Он призывал Бога «в огне», ибо огонь был той стихией, через которую чаще всего проявлялось присутствие Ягве. Он явился Моисею в неопалимой купине, Он шел перед станом Своего народа в виде Столпа огненного. Он давал людям Своим заповеди на святой горе «из среды огня». И теперь Он должен явить перед заблудшими силу и славу Свою, и явить через знамение огня. Сам служитель Его подобен огненному пламени, глаза его сверкают, как молнии, голос гремит, как гром. Седые волосы как дым развеваются вокруг головы. Народ со страхом ждет исхода. Явит ли Огненный Бог силу свою?..
В следующее мгновение блеск молнии ослепил присутствующих, и все увидели, как черный дым поднялся над опаленной жертвой. Пораженные израильтяне пали ниц, восклицая:
«Ягве есть Бог!» А с моря тем временем потянул ветер, и показалась туча. «Иди домой, ешь и пей, — обратился Илия к потрясенному Ахаву, — ибо слышен шум дождя»…
Для жрецов Ваала состязание на Кармиле кончилось плачевно.
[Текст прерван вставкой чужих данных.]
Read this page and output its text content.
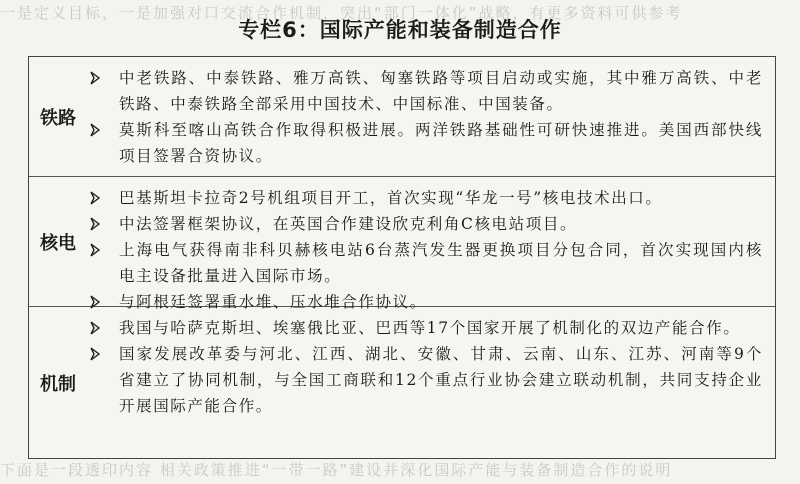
一是定义目标，一是加强对口交流合作机制，突出“部门一体化”战略，有更多资料可供参考
专栏6：国际产能和装备制造合作
铁路
中老铁路、中泰铁路、雅万高铁、匈塞铁路等项目启动或实施，其中雅万高铁、中老铁路、中泰铁路全部采用中国技术、中国标准、中国装备。
莫斯科至喀山高铁合作取得积极进展。两洋铁路基础性可研快速推进。美国西部快线项目签署合资协议。
核电
巴基斯坦卡拉奇2号机组项目开工，首次实现“华龙一号”核电技术出口。
中法签署框架协议，在英国合作建设欣克利角C核电站项目。
上海电气获得南非科贝赫核电站6台蒸汽发生器更换项目分包合同，首次实现国内核电主设备批量进入国际市场。
与阿根廷签署重水堆、压水堆合作协议。
机制
我国与哈萨克斯坦、埃塞俄比亚、巴西等17个国家开展了机制化的双边产能合作。
国家发展改革委与河北、江西、湖北、安徽、甘肃、云南、山东、江苏、河南等9个省建立了协同机制，与全国工商联和12个重点行业协会建立联动机制，共同支持企业开展国际产能合作。
下面是一段透印内容 相关政策推进“一带一路”建设并深化国际产能与装备制造合作的说明
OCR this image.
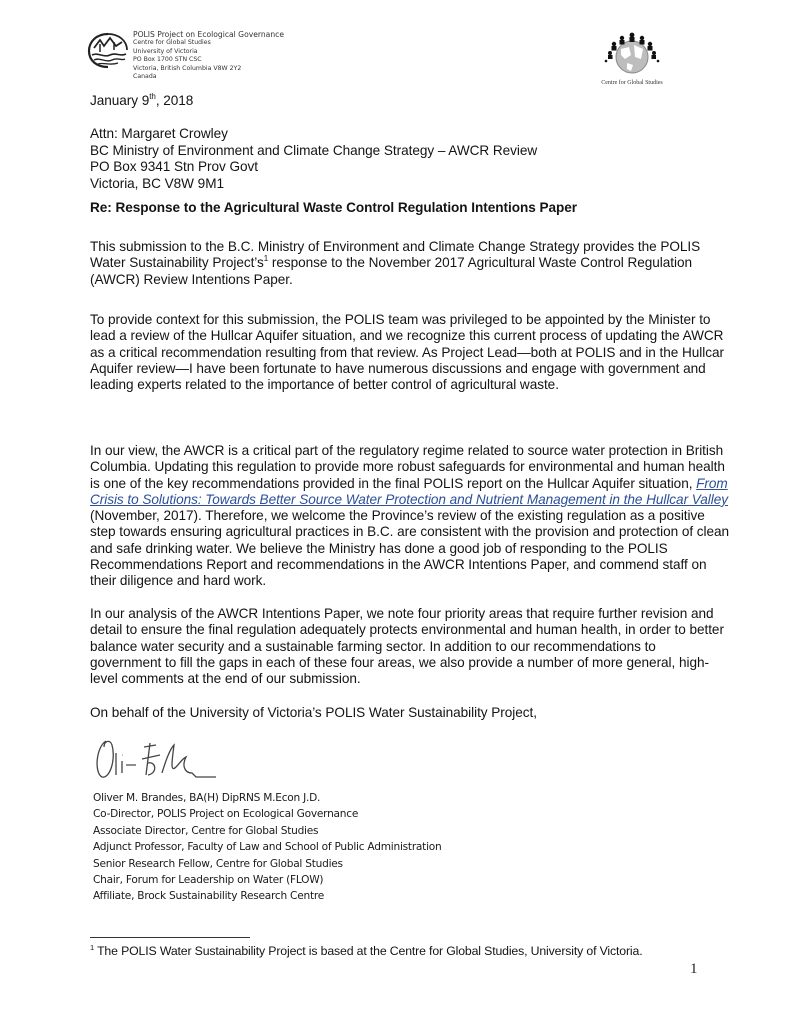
POLIS Project on Ecological Governance
Centre for Global Studies
University of Victoria
PO Box 1700 STN CSC
Victoria, British Columbia V8W 2Y2
Canada
Centre for Global Studies
January 9th, 2018
Attn: Margaret Crowley
BC Ministry of Environment and Climate Change Strategy – AWCR Review
PO Box 9341 Stn Prov Govt
Victoria, BC V8W 9M1
Re: Response to the Agricultural Waste Control Regulation Intentions Paper
This submission to the B.C. Ministry of Environment and Climate Change Strategy provides the POLIS Water Sustainability $Project’s^1$ response to the November 2017 Agricultural Waste Control Regulation (AWCR) Review Intentions Paper.
To provide context for this submission, the POLIS team was privileged to be appointed by the Minister to lead a review of the Hullcar Aquifer situation, and we recognize this current process of updating the AWCR as a critical recommendation resulting from that review. As Project Lead—both at POLIS and in the Hullcar Aquifer review—I have been fortunate to have numerous discussions and engage with government and leading experts related to the importance of better control of agricultural waste.
In our view, the AWCR is a critical part of the regulatory regime related to source water protection in British Columbia. Updating this regulation to provide more robust safeguards for environmental and human health is one of the key recommendations provided in the final POLIS report on the Hullcar Aquifer situation, From Crisis to Solutions: Towards Better Source Water Protection and Nutrient Management in the Hullcar Valley (November, 2017). Therefore, we welcome the Province’s review of the existing regulation as a positive step towards ensuring agricultural practices in B.C. are consistent with the provision and protection of clean and safe drinking water. We believe the Ministry has done a good job of responding to the POLIS Recommendations Report and recommendations in the AWCR Intentions Paper, and commend staff on their diligence and hard work.
In our analysis of the AWCR Intentions Paper, we note four priority areas that require further revision and detail to ensure the final regulation adequately protects environmental and human health, in order to better balance water security and a sustainable farming sector. In addition to our recommendations to government to fill the gaps in each of these four areas, we also provide a number of more general, high-level comments at the end of our submission.
On behalf of the University of Victoria’s POLIS Water Sustainability Project,
Oliver M. Brandes, BA(H) DipRNS M.Econ J.D.
Co-Director, POLIS Project on Ecological Governance
Associate Director, Centre for Global Studies
Adjunct Professor, Faculty of Law and School of Public Administration
Senior Research Fellow, Centre for Global Studies
Chair, Forum for Leadership on Water (FLOW)
Affiliate, Brock Sustainability Research Centre
$^1$ The POLIS Water Sustainability Project is based at the Centre for Global Studies, University of Victoria.
1
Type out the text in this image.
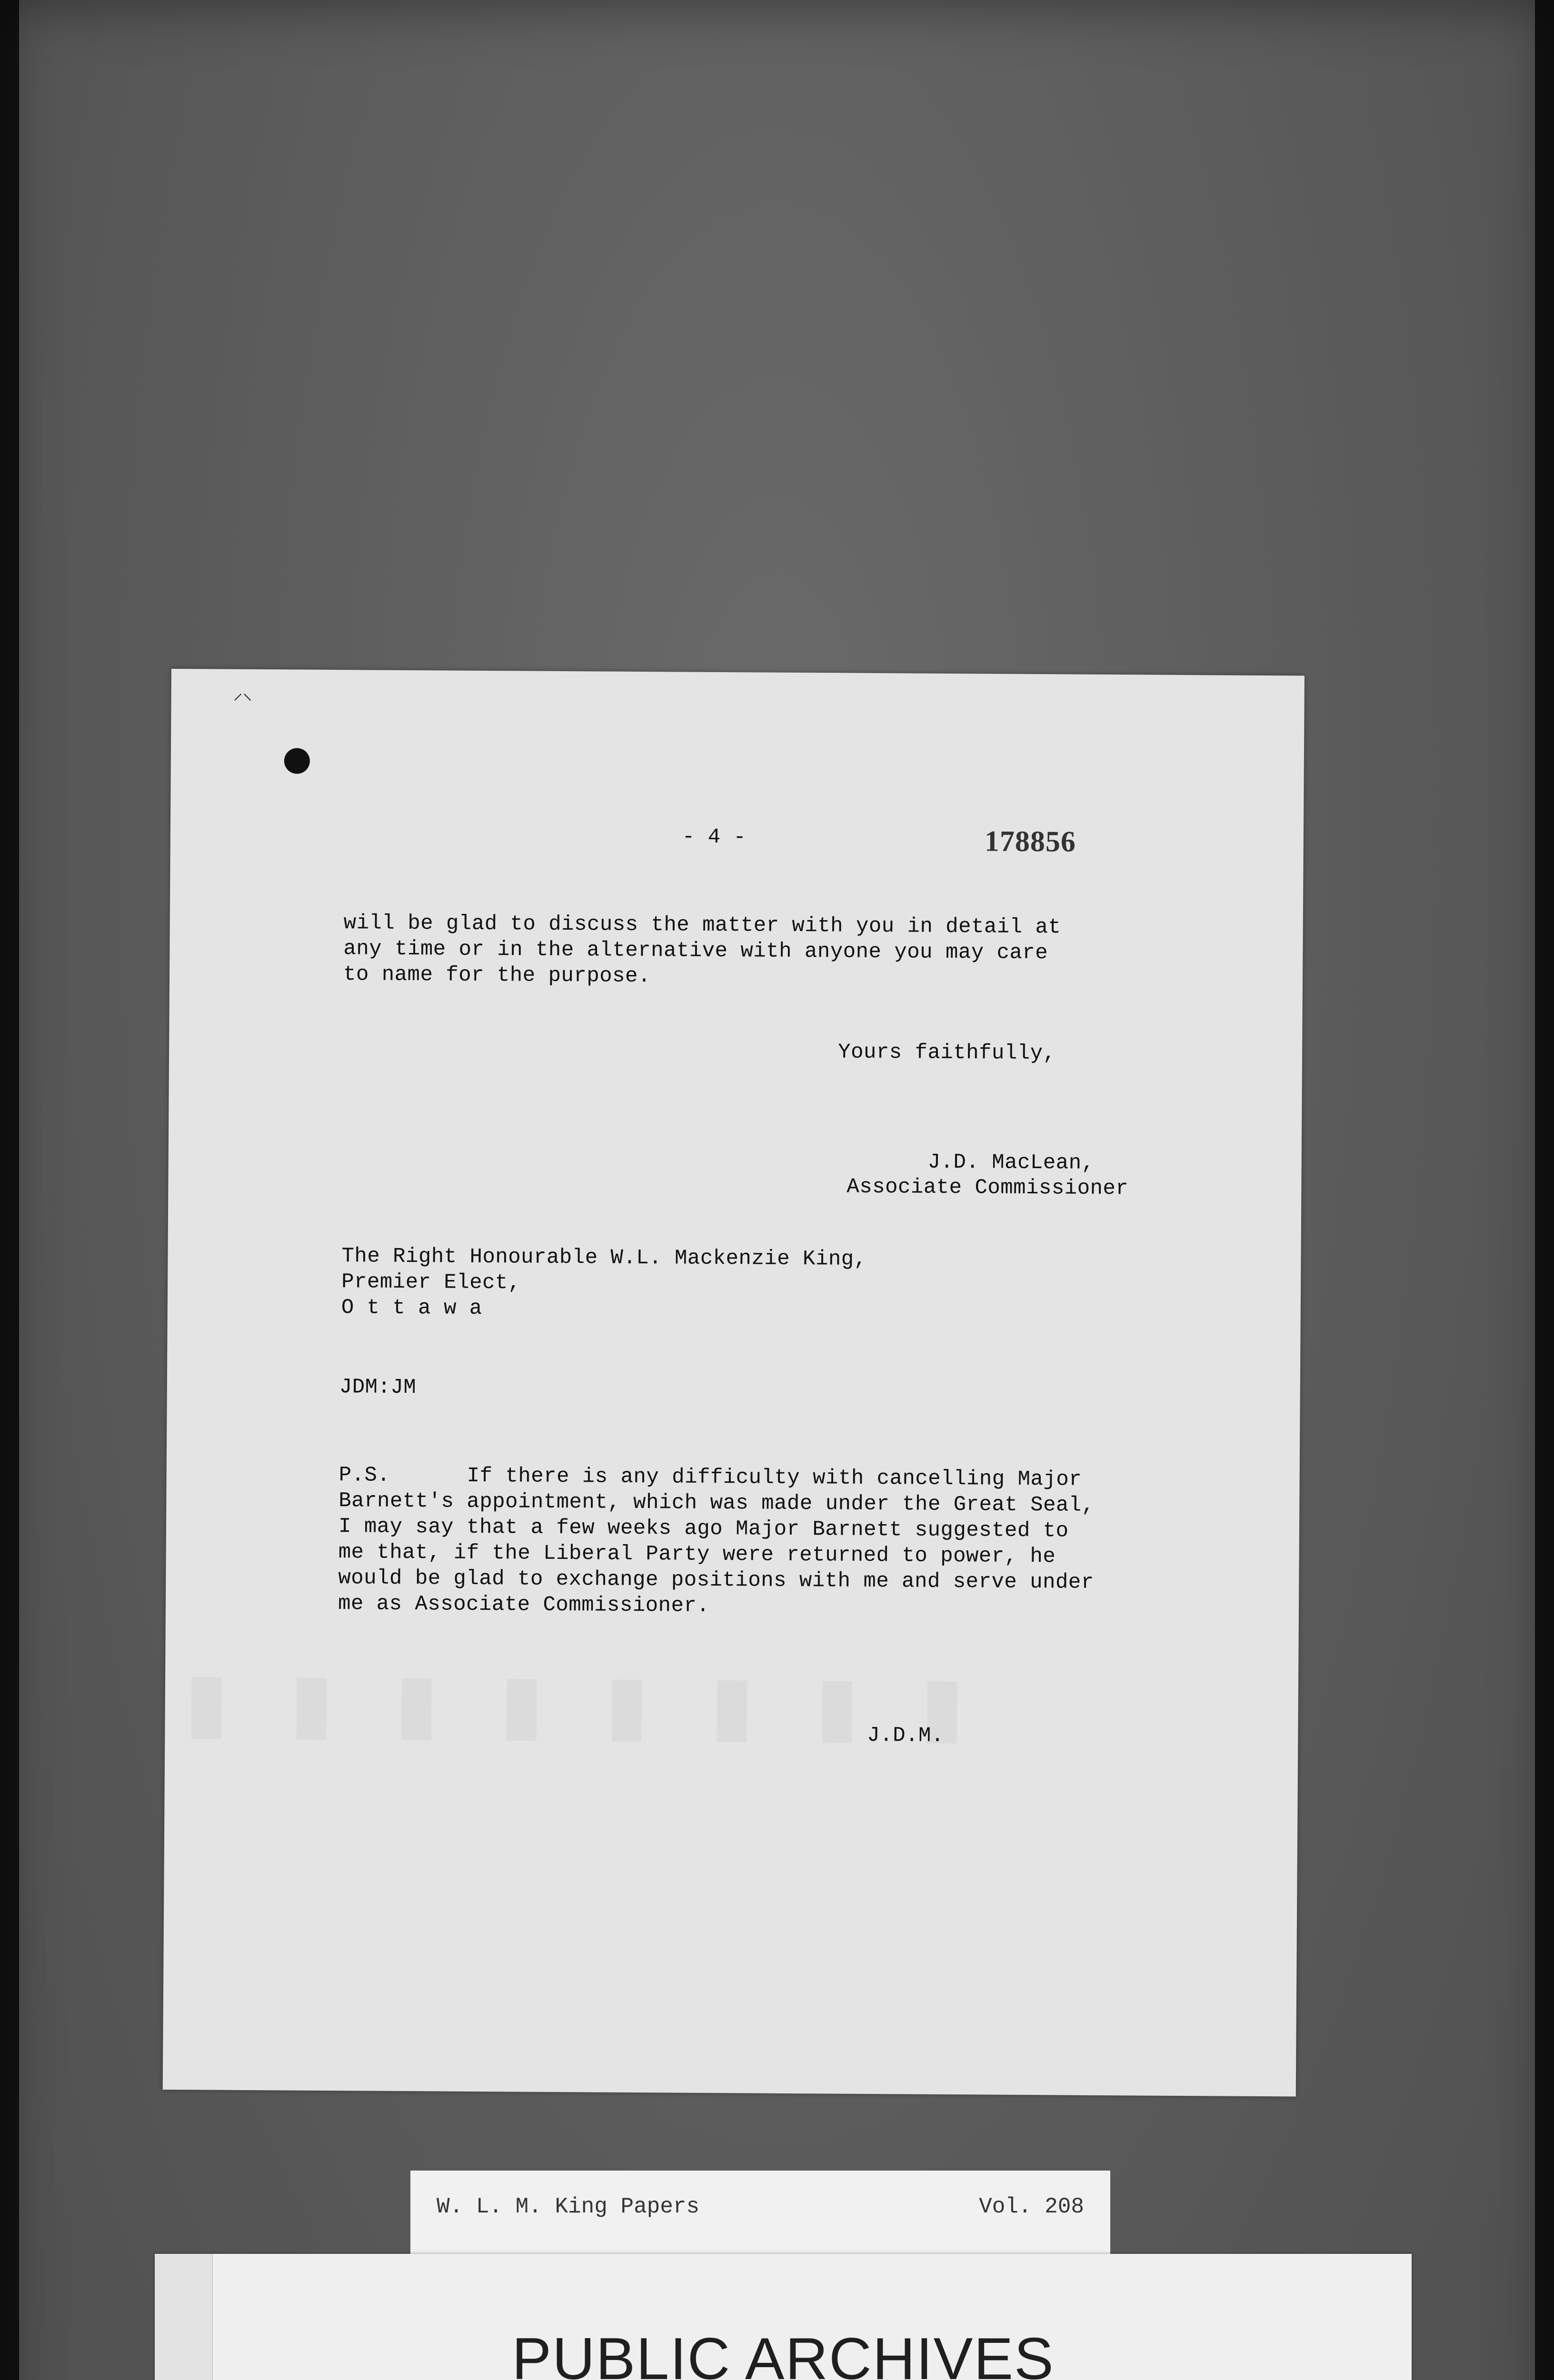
⸝⸜
- 4 -	178856
will be glad to discuss the matter with you in detail at
any time or in the alternative with anyone you may care
to name for the purpose.
Yours faithfully,
J.D. MacLean,
Associate Commissioner
The Right Honourable W.L. Mackenzie King,
Premier Elect,
O t t a w a
JDM:JM
P.S.      If there is any difficulty with cancelling Major
Barnett's appointment, which was made under the Great Seal,
I may say that a few weeks ago Major Barnett suggested to
me that, if the Liberal Party were returned to power, he
would be glad to exchange positions with me and serve under
me as Associate Commissioner.
J.D.M.
W. L. M. King Papers	Vol. 208
PUBLIC ARCHIVES
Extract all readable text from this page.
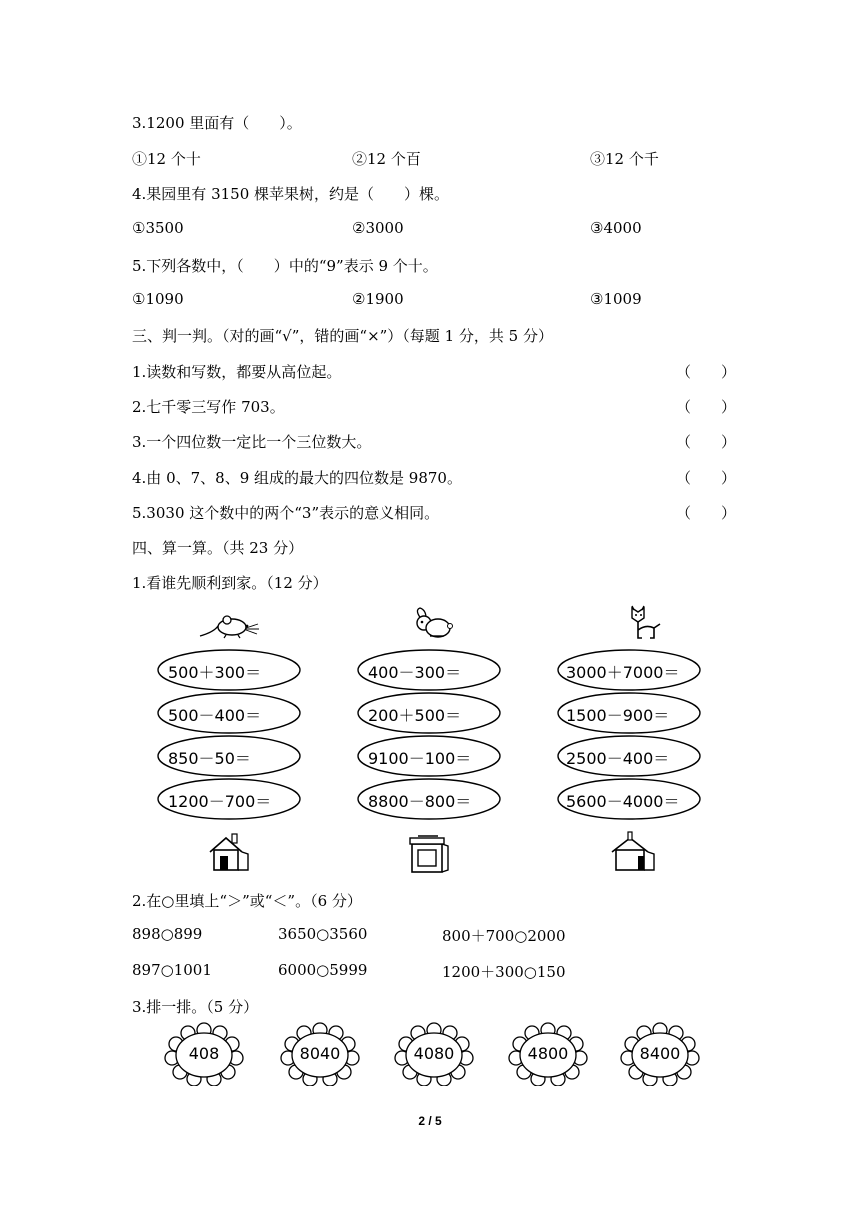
3.1200 里面有（　　）。
①12 个十	②12 个百	③12 个千
4.果园里有 3150 棵苹果树，约是（　　）棵。
①3500	②3000	③4000
5.下列各数中，（　　）中的“9”表示 9 个十。
①1090	②1900	③1009
三、判一判。（对的画“√”，错的画“×”）（每题 1 分，共 5 分）
1.读数和写数，都要从高位起。	（　　）
2.七千零三写作 703。	（　　）
3.一个四位数一定比一个三位数大。	（　　）
4.由 0、7、8、9 组成的最大的四位数是 9870。	（　　）
5.3030 这个数中的两个“3”表示的意义相同。	（　　）
四、算一算。（共 23 分）
1.看谁先顺利到家。（12 分）
500＋300＝
500－400＝
850－50＝
1200－700＝
400－300＝
200＋500＝
9100－100＝
8800－800＝
3000＋7000＝
1500－900＝
2500－400＝
5600－4000＝
2.在○里填上“＞”或“＜”。（6 分）
898○899	3650○3560	800＋700○2000
897○1001	6000○5999	1200＋300○150
3.排一排。（5 分）
408	8040	4080	4800	8400
2 / 5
Вооруженная толпа стащила их вниз к берегу Кисеона, и там они были убиты. В расправе принимал участие и Илия, сам подавший сигнал к истреблению лжепророков. Здесь обнаружилось, насколько он был еще сыном жестокого древнего мира, в котором царил суровый закон «око за око, зуб за зуб».
Так рассказывает легенда, в основе своей, вероятно, передающая достоверное событие. Засуха много месяцев свирепствовала в Сирии, о чем свидетельствуют финикийские источники [652]. Естественно, что каждый молился своему богу или покровителю. Несомненно, что Илия и его сторонники говорили, что бедствия — наказание свыше. Очень возможно, что сцена на вершине Кармила произошла в действительности. Древняя и средневековая история знает немало примеров подобных «судов Божиих».
* * *Когда Иезавель узнала о побоище, она пришла в ярость. Конец засухи она, конечно, приписала молениям своего отца Ваалу, а никак не Илии [653]. Но зато она поклялась всеми богами отомстить пророку. И снова Илии пришлось скрываться. Он бежал на юг — в Иудею, а оттуда отправился в далекую пустыню. Ему хотелось своими глазами узреть Божию гору Синай и там узнать волю Неба.
Путь его был долог и утомителен. После торжества над язычниками Илия, очевидно, почему-то не чувствовал удовлетворения. Быть может, жестокость борьбы внесла горечь в его душу, быть может, вообще наступил закатный час жизни, когда усталость и разочарование стучатся в сердце. Он сетовал на свое одиночество и бессилие, и не раз ему казалось, что все его старания напрасны, а борьба бесполезна. «Довольно уж, — восклицал он, — о Ягве! Возьми мою душу, ибо я не лучше отцов моих!»
К концу второй недели перед пророком открылись вершины Синая.
В грозном молчании застыли голые скалы. С трепетом священного ужаса смотрел Илия на гранитные утесы, где некогда Моисей говорил лицом к лицу с Богом.
Ночь застала его в пещере у подножья Хорива. Там, гласит сказание, совершилось самое значительное событие его внутренней жизни. Во время горьких жалоб и молитв пророк вдруг почувствовал приближение Всемогущего. Он закрыл лицо свое плащом, ибо знал, что Ягве — это палящий Огонь, и обратился к Господу: «Возревновал я об Ягве, Боге Воинств, ибо сыны Израилевы оставили завет Твой, разрушили жертвенники Твои и пророков Твоих убили мечом, остался я один, но и моей души ищут, чтобы отнять ее». И что же? Над Илией пронесся ураган, сокрушающий горы, «но не в вихре Господь», затем страшное землетрясение заставило вздрогнуть горные уступы, «но не в землетрясении Господь», после землетрясения палящий жар охватил пещеру Илии. Вот она, священная стихия! «Но и не в огне Господь». Внезапно жар сменился веянием тихого прохладного ветра. «И там Господь».
Что означают эти слова сказания?
Нет ли здесь первого намека на какую-то новую сторону в Богопознании, неведомую доселе?..
Во всяком случае уже через столетие после Илии в Северном царстве выступит пророк Осия, который первый заговорит о Божественной Любви. С этого времени «веяние прохладного ветра» будет постоянно ощущаться в огненных богоявлениях Ветхого Завета. Оно, по словам Дармстетера, «придает пророчеству тот неповторимый характер гнева и нежности, под влиянием которого растаяло каменное сердце древнего человечества» [654].